This course examines the biological basis of behavior. Topics include structure and function of the nervous system, psychopharmacology, electrophysiology, and higher order function of the nervous system. Laboratories include brain dissection, nerve histology, electrophysiology and behavioral experiments.
- Apply the core concepts from the material to societal issues and provide alternative explanations and approaches for research results.
- Apply the knowledge of science to theories of brain and behavior from both a contemporary and historical perspective.
- Communicate experimental findings in both oral and written form.
- Demonstrate an understanding of the scientific process, from the formulation of hypotheses, development of methodologies, collection and interpretation of data, and presentation of research results.
- Learn and demonstrate an understanding of theories of biological influences on psychology.
Minnesota Transfer Curriculum
- Demonstrate understanding of scientific theories.

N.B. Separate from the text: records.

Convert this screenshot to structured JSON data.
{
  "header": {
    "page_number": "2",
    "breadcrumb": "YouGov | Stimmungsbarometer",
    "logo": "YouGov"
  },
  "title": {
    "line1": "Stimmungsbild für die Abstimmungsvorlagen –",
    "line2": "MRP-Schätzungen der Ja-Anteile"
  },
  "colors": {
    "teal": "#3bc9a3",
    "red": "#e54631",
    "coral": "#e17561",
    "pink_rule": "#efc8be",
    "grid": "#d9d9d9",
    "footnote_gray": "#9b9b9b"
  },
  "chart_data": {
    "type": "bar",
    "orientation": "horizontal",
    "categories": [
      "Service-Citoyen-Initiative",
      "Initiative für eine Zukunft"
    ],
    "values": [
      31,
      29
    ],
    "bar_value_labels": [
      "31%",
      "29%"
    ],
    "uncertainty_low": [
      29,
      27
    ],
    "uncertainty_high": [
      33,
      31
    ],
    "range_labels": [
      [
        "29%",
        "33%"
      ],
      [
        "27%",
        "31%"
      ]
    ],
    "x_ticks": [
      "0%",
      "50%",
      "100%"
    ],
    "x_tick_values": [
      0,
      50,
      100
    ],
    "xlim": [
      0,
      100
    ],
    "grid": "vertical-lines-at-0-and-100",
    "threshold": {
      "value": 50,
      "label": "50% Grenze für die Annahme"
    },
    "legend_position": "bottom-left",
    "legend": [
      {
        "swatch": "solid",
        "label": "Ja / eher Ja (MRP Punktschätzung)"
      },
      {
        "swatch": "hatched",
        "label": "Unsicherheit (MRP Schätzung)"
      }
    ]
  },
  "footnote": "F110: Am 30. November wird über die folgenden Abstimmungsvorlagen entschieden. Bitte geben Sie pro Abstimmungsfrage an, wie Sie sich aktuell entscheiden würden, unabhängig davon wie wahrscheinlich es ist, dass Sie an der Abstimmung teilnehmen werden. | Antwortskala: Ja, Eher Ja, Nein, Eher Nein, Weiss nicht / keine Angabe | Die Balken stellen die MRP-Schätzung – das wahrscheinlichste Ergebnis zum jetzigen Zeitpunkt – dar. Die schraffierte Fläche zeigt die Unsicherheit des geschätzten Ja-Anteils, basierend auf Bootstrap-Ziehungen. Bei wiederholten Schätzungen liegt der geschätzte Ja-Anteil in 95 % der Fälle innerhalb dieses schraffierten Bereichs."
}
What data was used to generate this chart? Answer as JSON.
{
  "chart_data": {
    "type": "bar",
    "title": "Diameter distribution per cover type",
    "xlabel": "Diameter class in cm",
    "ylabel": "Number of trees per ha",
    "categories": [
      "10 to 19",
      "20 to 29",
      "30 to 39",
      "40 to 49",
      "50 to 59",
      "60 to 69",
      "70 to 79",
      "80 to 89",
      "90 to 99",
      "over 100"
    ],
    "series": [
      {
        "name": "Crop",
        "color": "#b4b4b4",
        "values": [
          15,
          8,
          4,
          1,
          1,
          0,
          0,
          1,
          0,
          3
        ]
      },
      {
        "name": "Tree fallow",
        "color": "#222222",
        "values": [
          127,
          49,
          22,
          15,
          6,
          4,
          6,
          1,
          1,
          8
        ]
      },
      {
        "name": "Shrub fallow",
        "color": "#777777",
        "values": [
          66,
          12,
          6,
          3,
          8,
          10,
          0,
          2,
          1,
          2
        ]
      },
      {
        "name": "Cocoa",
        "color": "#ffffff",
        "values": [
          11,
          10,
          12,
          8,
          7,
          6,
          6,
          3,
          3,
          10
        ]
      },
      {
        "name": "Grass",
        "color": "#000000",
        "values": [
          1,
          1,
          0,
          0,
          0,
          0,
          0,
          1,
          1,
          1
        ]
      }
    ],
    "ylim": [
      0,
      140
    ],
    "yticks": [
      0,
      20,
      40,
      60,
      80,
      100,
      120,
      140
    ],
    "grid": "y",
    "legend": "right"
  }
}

- Formulate and test hypotheses by performing laboratory, simulation, or field experiments in at least two of the natural science disciplines. One of these experimental components should develop, in greater depth, students' laboratory experience in the collection of data, its statistical and graphical analysis, and an appreciation of its sources of error and uncertainty.
- Communicate their experimental findings, analyses, and interpretations both orally and in writing.
- Evaluate societal issues from a natural science perspective, ask questions about the evidence presented, and make informed judgments about science-related topics and policies.